Gabriela Cámara: I met Monica when she became the sous-chef for Álvaro Vázquez, whom we hired to run Caracol de Mar [part of Cámara’s Grupo Contramar, which also includes Itacate del Mar, where López Santiago is the chef] in 2021. I’m always impressed when I taste her food: with how cerebral it is but also how evocative.
When I opened Contramar 25 years ago, the food scene was nothing like it is now. It was the peak of molecular gastronomy — all guy chefs, supertechnically trained, with this macho culture. So I did my own thing. If mentoring means building teams and inspiring them to want to be part of your project — hiring right and treating people right — then I’ve been mentoring forever. That’s a legacy that transcends food. It’s a way of living.

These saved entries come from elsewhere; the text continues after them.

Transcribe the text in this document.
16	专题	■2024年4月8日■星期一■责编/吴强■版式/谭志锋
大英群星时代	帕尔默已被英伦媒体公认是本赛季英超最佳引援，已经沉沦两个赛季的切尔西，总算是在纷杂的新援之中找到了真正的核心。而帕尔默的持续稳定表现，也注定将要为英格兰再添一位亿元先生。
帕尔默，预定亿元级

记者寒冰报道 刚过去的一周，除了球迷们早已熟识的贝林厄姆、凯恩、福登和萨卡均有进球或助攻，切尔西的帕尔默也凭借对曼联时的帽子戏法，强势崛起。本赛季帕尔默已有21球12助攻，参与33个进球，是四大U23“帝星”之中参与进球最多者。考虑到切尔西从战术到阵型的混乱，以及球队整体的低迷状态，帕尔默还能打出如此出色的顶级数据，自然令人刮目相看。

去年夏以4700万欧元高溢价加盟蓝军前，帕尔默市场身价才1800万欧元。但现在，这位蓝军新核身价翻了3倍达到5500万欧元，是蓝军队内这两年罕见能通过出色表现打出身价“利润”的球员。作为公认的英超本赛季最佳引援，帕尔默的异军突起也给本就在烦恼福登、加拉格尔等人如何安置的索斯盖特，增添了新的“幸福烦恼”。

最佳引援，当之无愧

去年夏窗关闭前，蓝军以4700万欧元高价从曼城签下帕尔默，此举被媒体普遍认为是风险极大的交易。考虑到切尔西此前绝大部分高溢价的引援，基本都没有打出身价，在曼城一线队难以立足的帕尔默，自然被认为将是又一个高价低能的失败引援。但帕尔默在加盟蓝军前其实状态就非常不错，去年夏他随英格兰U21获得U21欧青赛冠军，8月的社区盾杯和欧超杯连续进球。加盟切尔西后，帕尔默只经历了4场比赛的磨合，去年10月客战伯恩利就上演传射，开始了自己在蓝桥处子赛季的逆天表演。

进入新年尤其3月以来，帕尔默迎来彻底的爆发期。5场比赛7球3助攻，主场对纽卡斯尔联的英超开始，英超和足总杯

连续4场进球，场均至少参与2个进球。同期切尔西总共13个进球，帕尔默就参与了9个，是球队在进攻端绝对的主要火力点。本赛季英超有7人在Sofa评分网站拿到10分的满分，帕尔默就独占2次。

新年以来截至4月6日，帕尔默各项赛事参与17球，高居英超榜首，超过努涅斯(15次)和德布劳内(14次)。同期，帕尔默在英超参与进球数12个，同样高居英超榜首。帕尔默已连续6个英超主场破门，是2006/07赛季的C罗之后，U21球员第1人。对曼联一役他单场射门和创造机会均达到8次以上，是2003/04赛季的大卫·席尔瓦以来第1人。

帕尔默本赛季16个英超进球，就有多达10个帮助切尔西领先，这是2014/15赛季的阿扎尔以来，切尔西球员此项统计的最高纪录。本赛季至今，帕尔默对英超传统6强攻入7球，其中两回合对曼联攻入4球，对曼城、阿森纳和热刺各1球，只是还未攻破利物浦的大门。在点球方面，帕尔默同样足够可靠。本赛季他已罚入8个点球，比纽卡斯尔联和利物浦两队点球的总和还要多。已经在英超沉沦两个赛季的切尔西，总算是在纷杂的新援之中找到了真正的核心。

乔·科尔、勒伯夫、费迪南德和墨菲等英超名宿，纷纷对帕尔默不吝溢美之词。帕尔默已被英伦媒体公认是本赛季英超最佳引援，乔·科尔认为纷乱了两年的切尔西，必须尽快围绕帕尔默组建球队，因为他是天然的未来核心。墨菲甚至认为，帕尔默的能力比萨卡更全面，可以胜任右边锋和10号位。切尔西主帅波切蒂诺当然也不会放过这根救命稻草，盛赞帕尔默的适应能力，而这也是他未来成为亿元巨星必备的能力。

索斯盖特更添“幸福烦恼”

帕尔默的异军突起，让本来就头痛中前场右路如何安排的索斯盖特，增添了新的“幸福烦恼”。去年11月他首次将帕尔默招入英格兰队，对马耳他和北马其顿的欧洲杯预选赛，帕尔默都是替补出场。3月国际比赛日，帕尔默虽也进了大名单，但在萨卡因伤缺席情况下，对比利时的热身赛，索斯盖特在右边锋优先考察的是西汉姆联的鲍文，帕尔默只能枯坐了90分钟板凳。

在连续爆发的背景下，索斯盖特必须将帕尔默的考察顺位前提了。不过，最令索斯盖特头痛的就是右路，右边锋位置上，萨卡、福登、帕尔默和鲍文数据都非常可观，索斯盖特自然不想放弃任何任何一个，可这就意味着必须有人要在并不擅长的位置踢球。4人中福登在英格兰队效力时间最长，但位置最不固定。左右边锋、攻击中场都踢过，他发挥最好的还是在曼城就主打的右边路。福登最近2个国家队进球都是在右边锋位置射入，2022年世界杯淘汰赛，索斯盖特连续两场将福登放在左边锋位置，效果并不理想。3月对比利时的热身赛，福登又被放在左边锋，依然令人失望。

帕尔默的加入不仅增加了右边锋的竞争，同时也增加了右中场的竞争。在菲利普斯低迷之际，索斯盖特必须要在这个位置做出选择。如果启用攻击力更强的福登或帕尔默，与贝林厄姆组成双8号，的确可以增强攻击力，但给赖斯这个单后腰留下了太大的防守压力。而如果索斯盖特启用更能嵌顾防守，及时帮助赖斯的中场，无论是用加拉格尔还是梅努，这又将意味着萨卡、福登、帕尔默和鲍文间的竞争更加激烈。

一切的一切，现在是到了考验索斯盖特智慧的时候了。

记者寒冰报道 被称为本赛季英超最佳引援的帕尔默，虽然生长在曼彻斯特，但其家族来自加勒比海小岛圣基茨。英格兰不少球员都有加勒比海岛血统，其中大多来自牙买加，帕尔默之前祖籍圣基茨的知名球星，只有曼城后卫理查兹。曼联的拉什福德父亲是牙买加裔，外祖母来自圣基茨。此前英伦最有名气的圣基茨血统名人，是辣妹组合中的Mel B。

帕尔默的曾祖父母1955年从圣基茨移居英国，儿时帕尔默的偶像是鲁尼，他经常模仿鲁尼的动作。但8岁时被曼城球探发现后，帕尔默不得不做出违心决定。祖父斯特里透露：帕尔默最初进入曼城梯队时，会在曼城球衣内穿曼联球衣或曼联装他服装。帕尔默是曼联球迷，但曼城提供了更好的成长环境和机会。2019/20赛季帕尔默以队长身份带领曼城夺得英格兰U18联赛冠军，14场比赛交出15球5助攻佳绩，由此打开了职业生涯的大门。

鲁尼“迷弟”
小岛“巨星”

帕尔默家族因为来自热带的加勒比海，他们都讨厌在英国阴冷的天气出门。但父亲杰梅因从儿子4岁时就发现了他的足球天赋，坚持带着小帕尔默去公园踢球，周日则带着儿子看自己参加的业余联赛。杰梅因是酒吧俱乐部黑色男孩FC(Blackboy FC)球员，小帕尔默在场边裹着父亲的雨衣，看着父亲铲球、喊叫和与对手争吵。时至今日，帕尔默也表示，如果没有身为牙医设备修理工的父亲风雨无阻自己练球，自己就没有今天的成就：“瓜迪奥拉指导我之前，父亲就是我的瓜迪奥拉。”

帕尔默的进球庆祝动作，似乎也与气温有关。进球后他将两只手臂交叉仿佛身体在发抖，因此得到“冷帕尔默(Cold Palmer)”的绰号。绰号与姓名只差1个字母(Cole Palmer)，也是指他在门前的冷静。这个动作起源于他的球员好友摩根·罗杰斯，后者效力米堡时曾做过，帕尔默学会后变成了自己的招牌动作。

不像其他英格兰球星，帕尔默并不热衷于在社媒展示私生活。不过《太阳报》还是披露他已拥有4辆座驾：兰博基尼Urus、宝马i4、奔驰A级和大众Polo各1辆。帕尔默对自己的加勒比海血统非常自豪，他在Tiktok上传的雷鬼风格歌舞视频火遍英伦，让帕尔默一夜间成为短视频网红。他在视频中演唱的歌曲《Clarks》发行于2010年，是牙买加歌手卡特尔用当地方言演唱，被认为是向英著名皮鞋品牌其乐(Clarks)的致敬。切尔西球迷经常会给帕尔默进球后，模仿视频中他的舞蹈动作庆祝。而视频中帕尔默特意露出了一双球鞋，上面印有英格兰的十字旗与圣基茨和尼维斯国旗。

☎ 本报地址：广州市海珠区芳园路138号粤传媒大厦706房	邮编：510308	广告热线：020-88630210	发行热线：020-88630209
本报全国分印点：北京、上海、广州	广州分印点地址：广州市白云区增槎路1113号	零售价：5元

I’ve also been lucky to have many mentors of my own: my parents, my grandmothers, my aunts — and, of course, women in the industry like Alice Waters and Diana Kennedy. What’s wonderful about having people you look up to and having people look up to you is that you give them a bit of yourself because you’re also getting a bit of them. Or no — you give them a lot of yourself because you’re getting a lot of them.
I’m looking forward to working with Monica on our next project and seeing her come into her own voice. I only realized I had a voice by working with other people who could identify it with me. For now, she’s still trying to please me, but I’m always asking about her recipes and her process. That creates a space of trust. In food, tasting is dialogue. It’s the language we speak.
Monica López Santiago: I grew up in a town called San Francisco Teopan, about 90 minutes from Oaxaca City, which is where my family still is, but I moved to Mexico City at 12. I always missed my mother’s food, which is how I knew by high school that I wanted to be a cook. When I started studying, I learned about the world of restaurants, including Contramar: Gabriela became a particular reference for me because she was a woman.
Back home, there were always moles and barbacoas for special events; making those dishes meant forming a team of women — women who’ve done this work for a long time. But there’s so much machismo in professional kitchens that kept men from acknowledging our importance and our capacities.
For me, our restaurants Caracol and Itacate are spaces of liberty. We’ve made moles, adobos, tamales — dishes you’d never imagine on the Contramar menu. The name says it all: An itacate is something delicious you take home with you at the end of a meal. Here, it’s the flavors we’ve all brought from our homes into the kitchen, which, ideally, is a community where everyone teaches and everyone learns.
Interviews have been edited and condensed.